The exemption had excluded terrestrially delivered cable networks, like many regional sports nets, from the FCC's rule mandating access to competing distributors of networks in which a distributor has a financial interest. The FCC ruled back in January that cable operators that do not share their owned terrestrially delivered RSNs with their competitors will be presumed to be in violation of FCC rules against unfair acts or practices.
They get to rebut the presumption, but the FCC majority made clear that it was taking action against what it saw as a loophole for multichannel video providers to withhold must-have programming from competitors.

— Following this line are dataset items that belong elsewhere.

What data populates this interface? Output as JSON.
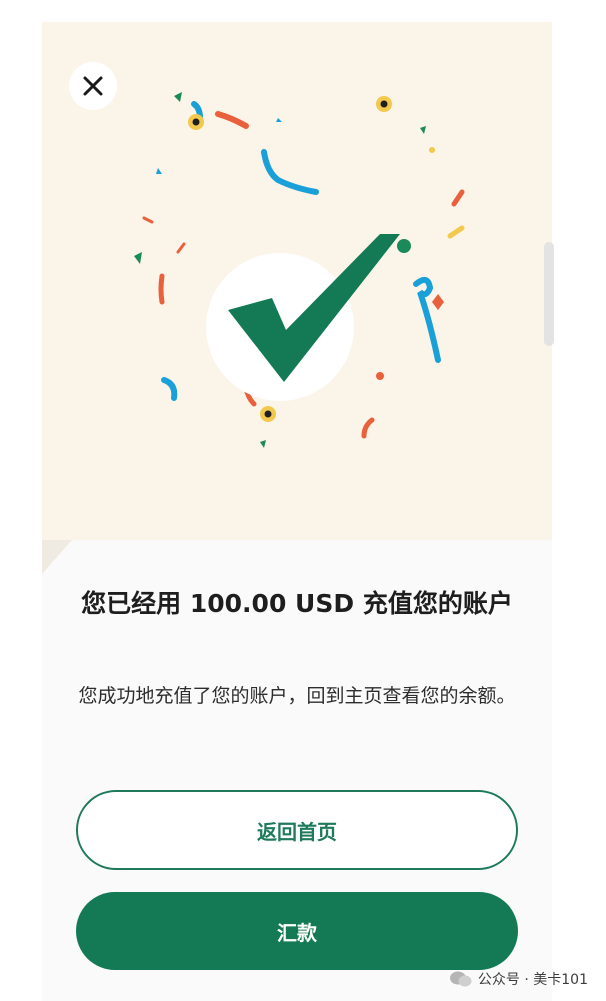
{
  "dialog": {
    "close_icon": "close-icon",
    "title": "您已经用 100.00 USD 充值您的账户",
    "message": "您成功地充值了您的账户，回到主页查看您的余额。"
  },
  "actions": {
    "back_home_label": "返回首页",
    "remit_label": "汇款"
  },
  "watermark": {
    "text": "公众号 · 美卡101"
  },
  "colors": {
    "accent": "#137a55",
    "hero_bg": "#fbf4e8",
    "check": "#137a55"
  }
}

NCTA argued that the FCC does not have the authority to regulate the video programming marketplace in general. It said the Communications Act "targeted anticompetitive acts directly connected with the distribution of satellite programming, and then only when those acts prevent or significantly hinder competing multichannel video programming distributors ("MVPDs") from delivering that satellite programming to willing purchasers." For its part, the FCC contends that the decision only sets up a mechanism for deciding on a case-by-case basis whether an action is unfair or deceptive, while cable operators say it set a standard for conduct by presuming that withholding terrestrial programming from satellite operators was unfair. NCTA countered that the RSN presumption is irrational and unconstitutional. "Its sole evidence - involving two RSNs each carrying professional sports teams - cannot rationally support a presumption that would apply to terrestrial networks carrying as few as two college football games or three college basketball games a year." One of the high-profile examples of the exemption was Comcast's decision not to make its regional sports network in Philadelphia available to DirecTV, citing DirecTV's exclusive NFL Sunday Ticket package of sports programming that was not available to Comcast or other's cable subs. Comcast did make it available to its cable competition in the marketplace.
But Comcast could be bound by access regs whether or not the court rules in cable operators' favor. That is because, as is widely expected, the FCC could apply RSN access conditions to Comcast's proposed purchase of NBCU. Comcast did not individually join the court challenge, though it is the biggest member of NCTA, which did support the challenge through intervenor briefs -- Cablevision was the petitioner.